Wally Gator is an American animated television series produced by Hanna-Barbera Productions that originally aired as one of the three segments from the syndicated block The Hanna-Barbera New Cartoon Series. The other two segments that compose the series are Touché Turtle and Dum Dum and Lippy the Lion and Hardy Har Har. The segment consisted of 52 episodes that aired from September 3, 1962, to August 26, 1963.

Wally Gator was initially voiced by Daws Butler, the voice of many other Hanna-Barbera characters of the same era. Wally appears in the HBO Max series Jellystone!, where he is portrayed as the town ditz and voiced by Jeff Bergman.

== Plot ==
Wally Gator (voiced by Daws Butler impersonating Ed Wynn) is an anthropomorphic, happy-go-lucky alligator who wears a collar and a pork pie hat. Although his catchy theme song describes him as a "swingin' alligator of the swamp," his home is in the city zoo. Mr. Twiddle (voiced by Don Messick) is the zookeeper who keeps a close watch on Wally, who likes to check out what life is like in the outside world.

== Analysis ==
Animation historian Christopher P. Lehman noted that Wally Gator follows the formula that Hanna-Barbera established in the previous series, such as the Yogi Bear series. The set up in which these shows placed an animal character within a human-controlled environment and had these characters deal with the social boundaries placed and enforced by humans. An example being: Yogi lives in a park under the care of a park ranger; Wally lives in a zoo under the supervision of a zookeeper. The theme that drives the series is Wally's desire to escape the zoo, a derivative of the Top Cat series, where the titular character keeps trying to get away from life in the alley.

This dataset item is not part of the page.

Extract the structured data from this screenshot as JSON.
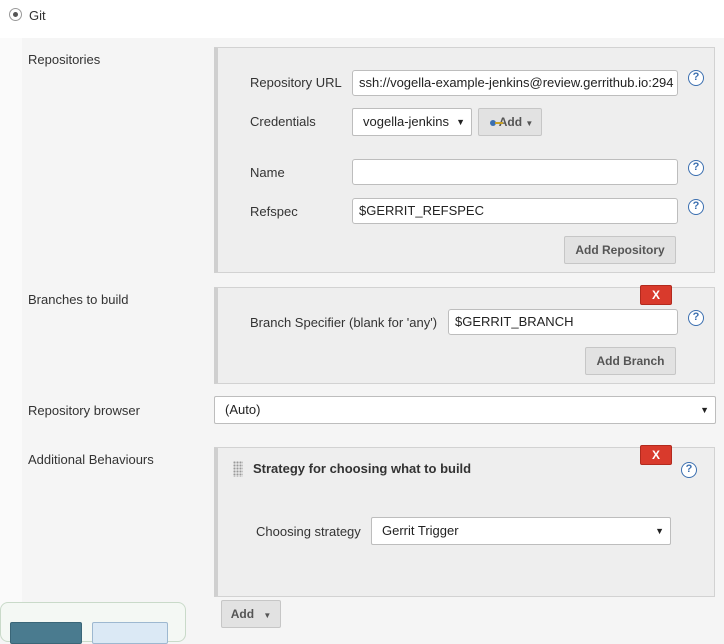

Lehman notes a rather depressing underlying theme: the zoo and life in captivity seem to be the proper place for Wally. No matter how much he struggles to fit in the society of the outside world, Wally remains an "Other" and is doomed to fail. The status quo follows every unsuccessful attempt at change.

== Voice cast ==
- Daws Butler as Wally Gator
- Don Messick as Mr. Twiddle
- Mel Blanc as additional voices, such as Colonel Zachary Gator (ep. "Carpet Bragger")

== Home media ==
Episodes of Wally Gator were released on VHS many times. A DVD set release of the complete series was originally announced for 2006 from Warner Bros. for the Hanna-Barbera Classic Collection but was later canceled due to the poor condition of the masters and was delayed. In 2006, a Warner spokesperson said of the DVDs: "They were pulled because significant remastering work needed to be researched. We are exploring adding them back to the schedule next year." The first episode is available on the DVD set “Saturday Morning Cartoons 1960s Vol. 2”. The show was released on iTunes video in 2017 as part of Hanna-Barbera's 60th anniversary and was released on a made-to-order DVD set from Warner Archive on June 25, 2019. It was released on Blu-ray by Warner Archive on December 16, 2025.

==See also==

- List of works produced by Hanna-Barbera Productions
- List of Hanna-Barbera characters
- The Hanna-Barbera New Cartoon Series
- Lippy the Lion and Hardy Har Har
- Touché Turtle and Dum Dum

== Sources ==
- Lehman, Christopher P. (2007). "American Animated Cartoons of the Vietnam Era: A Study of Social Commentary in Films and Television Programs, 1961-1973"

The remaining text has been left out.